You see, the thing is, I haven’t done this since before I left my parents’ place to head off for college. Since I launched into the life of a student, professional, and otherwise participator in the adult world, I’ve been either a dorm or an apartment dweller. No lawns to mow, no real maintenance at all, as a matter of fact. Which is actually just as well, because, while I know my way around power tools and have helped build more than a few sets for more than a few shows in my life, I’m actually really not all that handy around the house. Building a facsimile of the real world to stand on a stage, while allowing your skills to develop with woodworking, is actually quite different than building or re-constructing something for the inside of your home.

My dad tried his best when I was young. I hauled wood for our wood burning stove, I even tried to split it on occasion. When I was very young, I went around the house with a set of plastic toy tools to accompany him on whatever small thing around the house needed to be repaired. I would screw and hammer pretend items as dad did the real work. By the time I was in college, I could assemble furniture. That, however, would remain the extent of the handy-man skills that I needed until last week.

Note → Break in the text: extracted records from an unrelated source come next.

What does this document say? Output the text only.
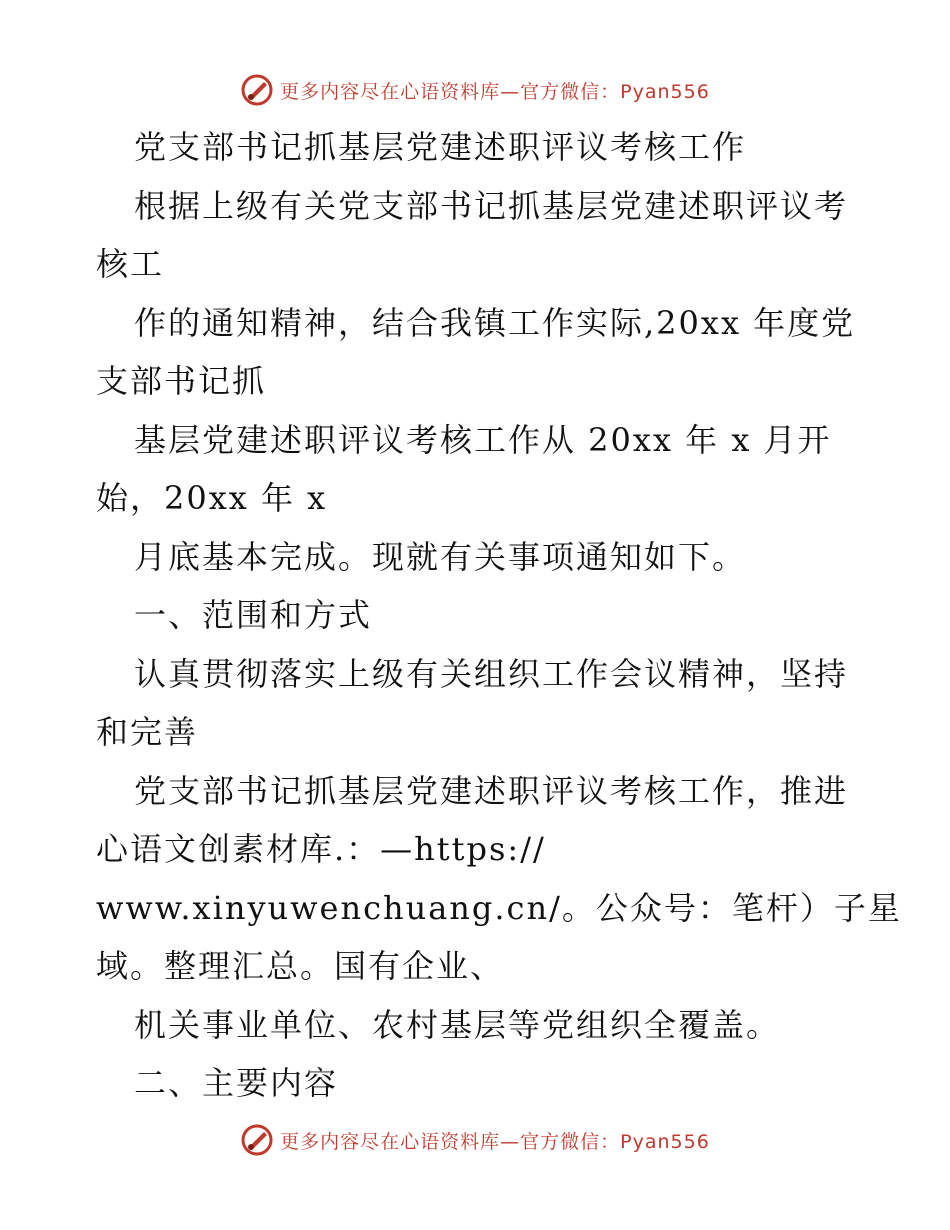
更多内容尽在心语资料库—官方微信：Pyan556
党支部书记抓基层党建述职评议考核工作
根据上级有关党支部书记抓基层党建述职评议考
核工
作的通知精神，结合我镇工作实际,20xx 年度党
支部书记抓
基层党建述职评议考核工作从 20xx 年 x 月开
始，20xx 年 x
月底基本完成。现就有关事项通知如下。
一、范围和方式
认真贯彻落实上级有关组织工作会议精神，坚持
和完善
党支部书记抓基层党建述职评议考核工作，推进
心语文创素材库.：—https://
www.xinyuwenchuang.cn/。公众号：笔杆）子星
域。整理汇总。国有企业、
机关事业单位、农村基层等党组织全覆盖。
二、主要内容
更多内容尽在心语资料库—官方微信：Pyan556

The thing that I had always been good at around my childhood home, though…the weekly chore that my dad always felt comfortable giving to me, was mowing the lawn. I studiously observed his teaching me about the techniques with both a riding lawn mower and a push lawn mower than he used to take care of our lawn, which came in at just short of a full acre. Unlike most of the other things that I observed, though, I grasped the practical applications of this. As horrible as I am with mathematics, I grasped the geometry of establishing the angles of mowing, the framing of the area of the lawn that you’re working on and the careful progression inward, making the square always smaller until it does not remain, and you can move on to the next area. Starting and maintaining the mower…there’s a trick to all of that. Handling grass that has grown a bit too tall without stalling your mower…there’s a trick to that, as well. I knew those tricks. I actually took pride in the fact that I had learned this from my dad, that I could contribute to the household in that way.

I suppose it’s like riding a bike. When Karen and I moved into this house upon arriving in North Carolina, we had to purchase a lawn mower. I called my father to get his advice on which one to purchase. We unpacked it, set it up. I was looking forward to taking care of our lawn. A great deal of the rest of the home improvement that needs done to our house I’ve been irritated with, but this…this I hadn’t done in so long, and I was almost thrilled with the anticipation of caring for a lawn again. Starting the mower was a spiritual experience in its own right. I remembered all that my father taught me those years ago. I handled it well. I contributed in the best I way knew how.